Winter kind of huffed at that but didn’t refute it.

‘And the one that got away?’ Ryker countered. ‘The one the woman dragged from the van? I shot them both. They’d have been bleeding all over the scene, never mind the van. So we can add their DNA to the mix to be identified, yet Anwah said nothing at all about that.’

‘Police forces never appreciate the likes of us poking our noses in,’ Winter said. ‘You might be reading too much into this. Maybe they’re just not telling us everything they know.’

Ryker stopped and Winter followed suit. He looked a little wary, as though he was worried he’d awakened a beast and Ryker was about to toss him down the stairs.

A little dramatic perhaps, but Ryker definitely was feeling a lot more on edge now than when they’d arrived at Scotland Yard not even two hours ago.

‘Stop being an apologist,’ Ryker said. ‘I get that the police have constraints, but this is something else. MI5 have their claws in here and they’re shutting things down.’

‘Why do you think they would do that?’

‘To protect themselves. They know more than everyone else does and don’t want the police or anyone else stepping on their toes from here. Maybe they’re even protecting one of their own assets.’

Winter seemed to contemplate that a few moments and Ryker got them moving again.

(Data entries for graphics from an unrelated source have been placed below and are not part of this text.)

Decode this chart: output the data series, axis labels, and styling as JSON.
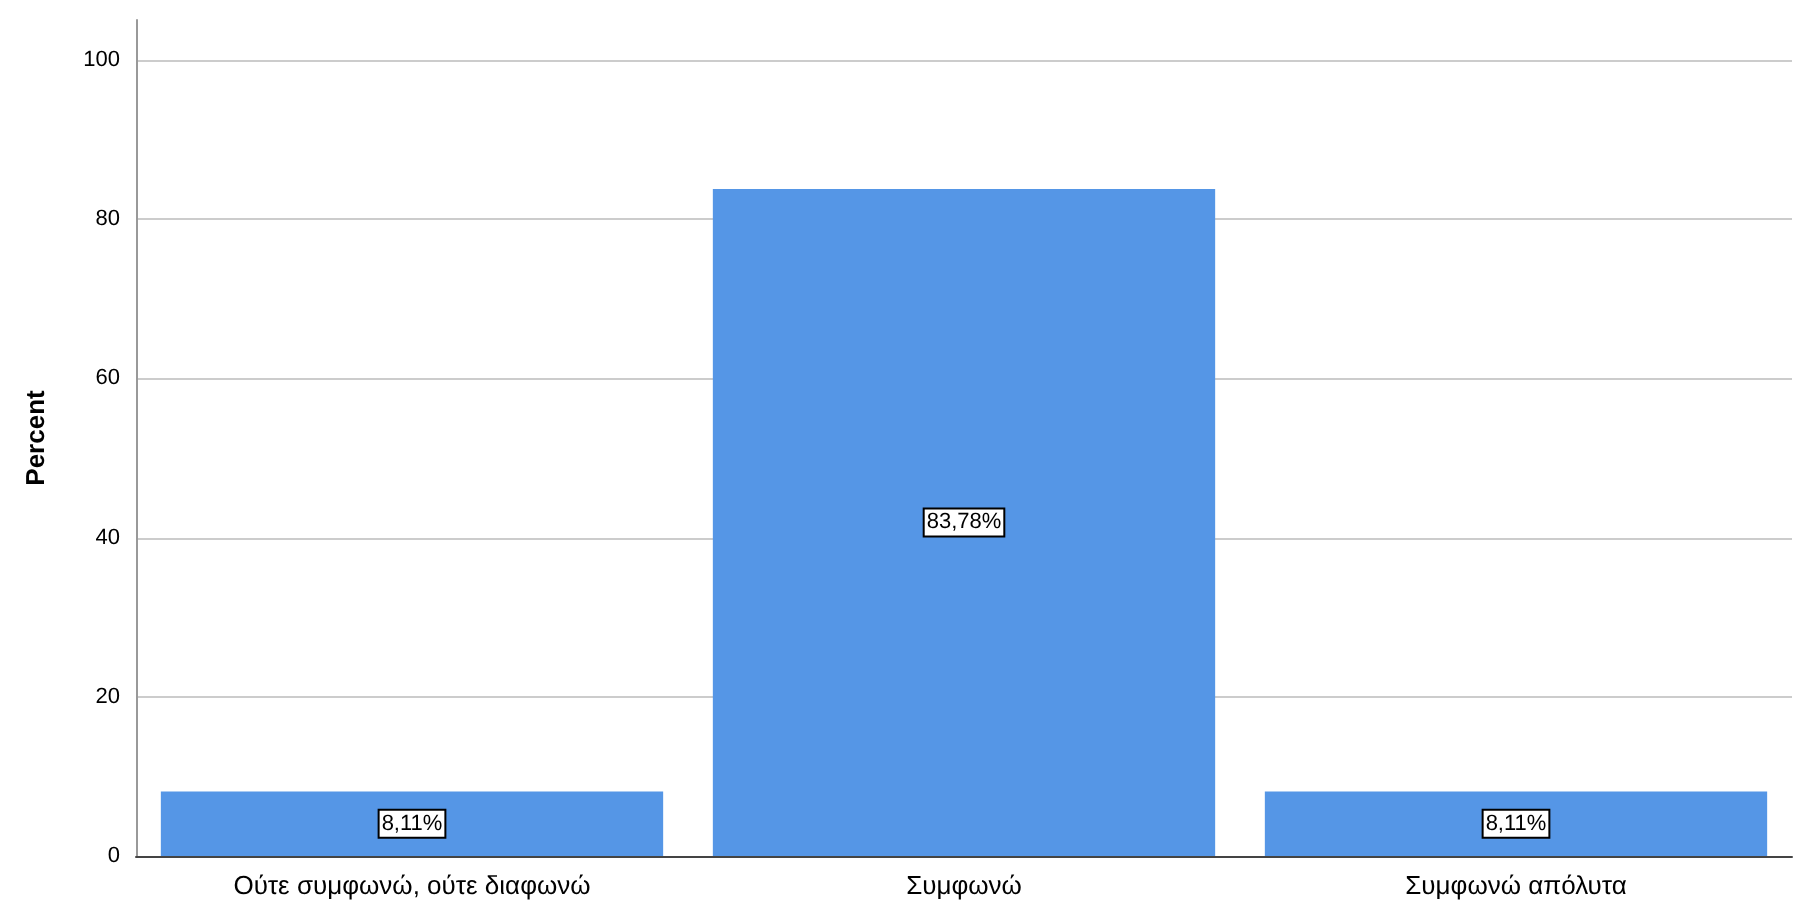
{
  "chart_data": {
    "type": "bar",
    "ylabel": "Percent",
    "categories": [
      "Ούτε συμφωνώ, ούτε διαφωνώ",
      "Συμφωνώ",
      "Συμφωνώ απόλυτα"
    ],
    "values": [
      8.11,
      83.78,
      8.11
    ],
    "value_labels": [
      "8,11%",
      "83,78%",
      "8,11%"
    ],
    "color": "#5596e6",
    "ylim": [
      0,
      105
    ],
    "yticks": [
      0,
      20,
      40,
      60,
      80,
      100
    ],
    "grid": "y"
  }
}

‘The problem is,’ Ryker added, ‘I don’t know which answer it is, but I do know we won’t find out any more here.’

Ryker pushed open the door on the ground floor and they stepped out into another corridor, the main entrance at the other end, although right the other side of them was a quieter fire exit. Which was why Ryker stopped again.

‘So, we’re done here?’ Winter asked.

I’m done here,’ Ryker said. ‘You’re welcome to stay and see if you can break down some barriers.’

‘So now you should probably tell me what lead you’re about to follow.’

Ryker raised an eyebrow in question.

‘I saw the look on your face when you left Davis to it. You saw something on those cameras, didn’t you?’

‘I saw a lack of something.’

‘And that would be?’

‘The car, obviously, after they lost it on the M20.’

‘As Anwah said to us both, the main theory the police are working on is that the attackers took Karaman south toward the coast. That most likely they’d have a boat waiting somewhere in Kent to take them across the channel to France.’

‘Not my theory.’

‘No?’

‘No. It’s a bluff. We have the car heading south through Kent. It was picked up on camera after camera, then… poof. Disappears just off the motorway.’

‘It came off the M20 onto a black spot. The whole country isn’t covered by cameras. Yet.’

‘Of course, they took it into a black spot. It’s the best way to switch vehicles. That’s why the car wasn’t seen again.’

‘OK? So they switched vehicles and carried on toward the south coast.’

‘If they were intent on switching vehicles only, they would have done it much sooner, not after traveling out of London, into Kent, along the M20.’

Winter seemed to consider that for a moment. ‘So you’re saying… what?’

‘That them heading south was a bluff. When they switched vehicles they doubled back the other way. And the fact the police aren’t following that line tells me one thing.’

‘Which is?’

‘MI5 definitely is. In fact, they’ll probably have the Kent police scouring the coastline to keep everyone else looking that way.’

‘Actually, they really do.’

‘Good. Because that helps if I’m wrong.’

‘But I sense you don’t think you are.’

‘Of course I don’t.’

‘So, we’re going to Kent?’

‘We? Since when have you gone out into the field with me? Anyone?’

‘Only since the last time I got you out of prison, actually. I’m going to see if a more direct presence might help keep you more… under control.’

Ryker didn’t like the sound of that at all. ‘Why am I thinking about dogs again?’

‘I have absolutely no idea. But back to the point, we’re going to Kent?’

‘We’re going to follow their route. We’re going to find that car. And with any luck, we’ll then figure out where they really went before MI5 does.’

‘Then let’s get to it,’ Winter said with a nervous grin, like a kid who was about to go on a white-knuckle rollercoaster for the very first – and possibly last – time.

‘Follow me,’ Ryker said, leading the way.